The cumulative incidence of death from all causes at 23 years was 71.9% in the radical prostatectomy group and 83.8% in the watchful waiting group (difference 12.0 percentage points; 95% CI 5.5-18.4). A total of 71 deaths in the RP group and 110 in the watchful waiting group were due to prostate cancer (relative risk 0.55; 95% CI 0.41-0.74). In the RP group, a Gleason score of more than 7 — about 40% of both treatment groups had scores in that range — was associated with a death risk that was 10 times as high as in patients with scores of 6 or lower. Compared to men without extracapsular extension in the RP group, the risk of death was 5 times as high in patients with extracapsular extension who had undergone the surgical procedure.
But a U.S. prostate cancer specialist told MedPage Today that the very length of the study complicates the interpretation, since current diagnosis and treatment is markedly different than when the trial began.
“It would be very difficult for a newly diagnosed patient to determine where he fits in this study,” said James Mohler, MD, of Roswell Park Comprehensive Cancer Center in Buffalo, New York.
The researchers also did not report mortality for the two treatment groups stratified by baseline Gleason score. Adverse events such as incontinence and sexual dysfunction were not addressed in the current report; a 2011 publication from SPCG-4 indicated similar rates of erectile dysfunction in the two groups, but a nearly fourfold higher prevalence of urinary leakage in the patients who underwent RP.
Source Reference: New England Journal of Medicine, Dec. 13, 2018, DOI: 10.1056/NEJMoa1807801
Study Highlights: Explanation of Findings
“A mean of 2.9 years of life were gained with radical prostatectomy,” observed the authors. “The mean number of years gained is a crude measure, since any given man who is randomly assigned to undergo the procedure either might not benefit at all or might have a much greater benefit than the mean number for the whole group indicates. However, the measure puts in perspective what is risked by delaying intervention.”
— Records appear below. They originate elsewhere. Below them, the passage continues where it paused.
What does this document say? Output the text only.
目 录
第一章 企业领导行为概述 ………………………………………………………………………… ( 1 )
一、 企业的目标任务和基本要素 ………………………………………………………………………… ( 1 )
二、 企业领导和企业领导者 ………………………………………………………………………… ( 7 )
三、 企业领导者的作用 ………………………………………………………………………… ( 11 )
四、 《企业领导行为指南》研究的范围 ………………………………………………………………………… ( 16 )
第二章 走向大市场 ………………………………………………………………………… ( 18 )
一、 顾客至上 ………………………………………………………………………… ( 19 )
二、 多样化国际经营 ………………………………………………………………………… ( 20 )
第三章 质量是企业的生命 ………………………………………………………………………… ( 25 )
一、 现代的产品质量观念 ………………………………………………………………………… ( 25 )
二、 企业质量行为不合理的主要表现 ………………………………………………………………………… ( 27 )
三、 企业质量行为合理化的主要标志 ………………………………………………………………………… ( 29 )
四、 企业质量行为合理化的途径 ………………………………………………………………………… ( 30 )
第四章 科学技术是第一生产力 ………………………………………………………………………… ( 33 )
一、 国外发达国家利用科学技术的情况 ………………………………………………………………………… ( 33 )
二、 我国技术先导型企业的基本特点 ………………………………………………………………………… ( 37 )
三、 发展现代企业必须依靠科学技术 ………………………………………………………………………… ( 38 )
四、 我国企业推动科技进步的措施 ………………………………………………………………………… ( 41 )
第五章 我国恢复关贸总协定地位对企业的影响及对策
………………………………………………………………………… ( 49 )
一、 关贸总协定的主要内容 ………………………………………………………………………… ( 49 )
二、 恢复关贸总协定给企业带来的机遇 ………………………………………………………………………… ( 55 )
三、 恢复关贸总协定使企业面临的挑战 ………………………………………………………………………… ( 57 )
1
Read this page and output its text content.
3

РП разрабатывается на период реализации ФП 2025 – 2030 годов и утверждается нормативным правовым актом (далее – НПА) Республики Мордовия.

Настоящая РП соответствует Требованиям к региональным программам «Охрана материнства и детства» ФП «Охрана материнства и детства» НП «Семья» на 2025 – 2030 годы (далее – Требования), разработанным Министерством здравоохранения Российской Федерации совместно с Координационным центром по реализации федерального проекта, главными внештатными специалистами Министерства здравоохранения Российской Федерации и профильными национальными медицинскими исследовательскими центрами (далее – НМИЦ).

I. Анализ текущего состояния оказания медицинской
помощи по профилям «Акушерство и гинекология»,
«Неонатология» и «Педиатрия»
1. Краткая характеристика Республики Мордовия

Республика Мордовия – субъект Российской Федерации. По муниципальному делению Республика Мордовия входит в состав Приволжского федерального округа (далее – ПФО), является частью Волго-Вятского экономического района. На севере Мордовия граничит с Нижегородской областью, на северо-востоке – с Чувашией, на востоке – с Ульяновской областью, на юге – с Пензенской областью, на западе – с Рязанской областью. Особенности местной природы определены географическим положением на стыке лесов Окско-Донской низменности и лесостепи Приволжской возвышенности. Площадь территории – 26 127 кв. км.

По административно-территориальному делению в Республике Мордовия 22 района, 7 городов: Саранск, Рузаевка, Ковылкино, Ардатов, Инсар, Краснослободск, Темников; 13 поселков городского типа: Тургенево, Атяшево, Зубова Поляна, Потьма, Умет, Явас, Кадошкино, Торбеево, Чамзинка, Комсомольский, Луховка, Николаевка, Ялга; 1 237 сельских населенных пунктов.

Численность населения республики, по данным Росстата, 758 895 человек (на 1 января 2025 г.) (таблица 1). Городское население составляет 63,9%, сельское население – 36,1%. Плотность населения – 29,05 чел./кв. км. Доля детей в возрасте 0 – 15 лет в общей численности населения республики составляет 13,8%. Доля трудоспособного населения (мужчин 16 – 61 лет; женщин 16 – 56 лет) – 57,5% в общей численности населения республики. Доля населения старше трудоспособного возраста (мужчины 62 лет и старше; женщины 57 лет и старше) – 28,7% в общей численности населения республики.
“This remains the best randomized study of radical prostatectomy versus observation ever done,” Mohler told MedPage Today. “Its follow-up is long, it did not have PSA early detection bias, and even with the problems with Gleason grading and the determination of clinical pathologic stage, the group of patients seems to be largely devoid of who we would place on active surveillance today.”
But Mohler, who was not involved in the study, said that because of the way that prostate cancer diagnosis and management has changed since 1989, it’s unclear what the findings mean for current patients.
“The authors raise the concern that diagnosing cancer earlier – like it is done today – might fail to show this gain in life benefit because of contamination of modern-day patients with lots of patients that don’t really need to be treated,” he said. “And that’s a very legitimate concern, so it would be wrong for patients and urologists to say that this study proves that more men should have radical prostatectomy… That’s why this study is so hard to interpret in 2018.”
However, Mohler noted that if a patient does have an aggressive prostate cancer, the study shows that a patient “is better off having RP than observation, in terms of preventing the development of metastasis, dying of prostate cancer, and overall survival.”
Mike Bassett wrote the original story for MedPage Today.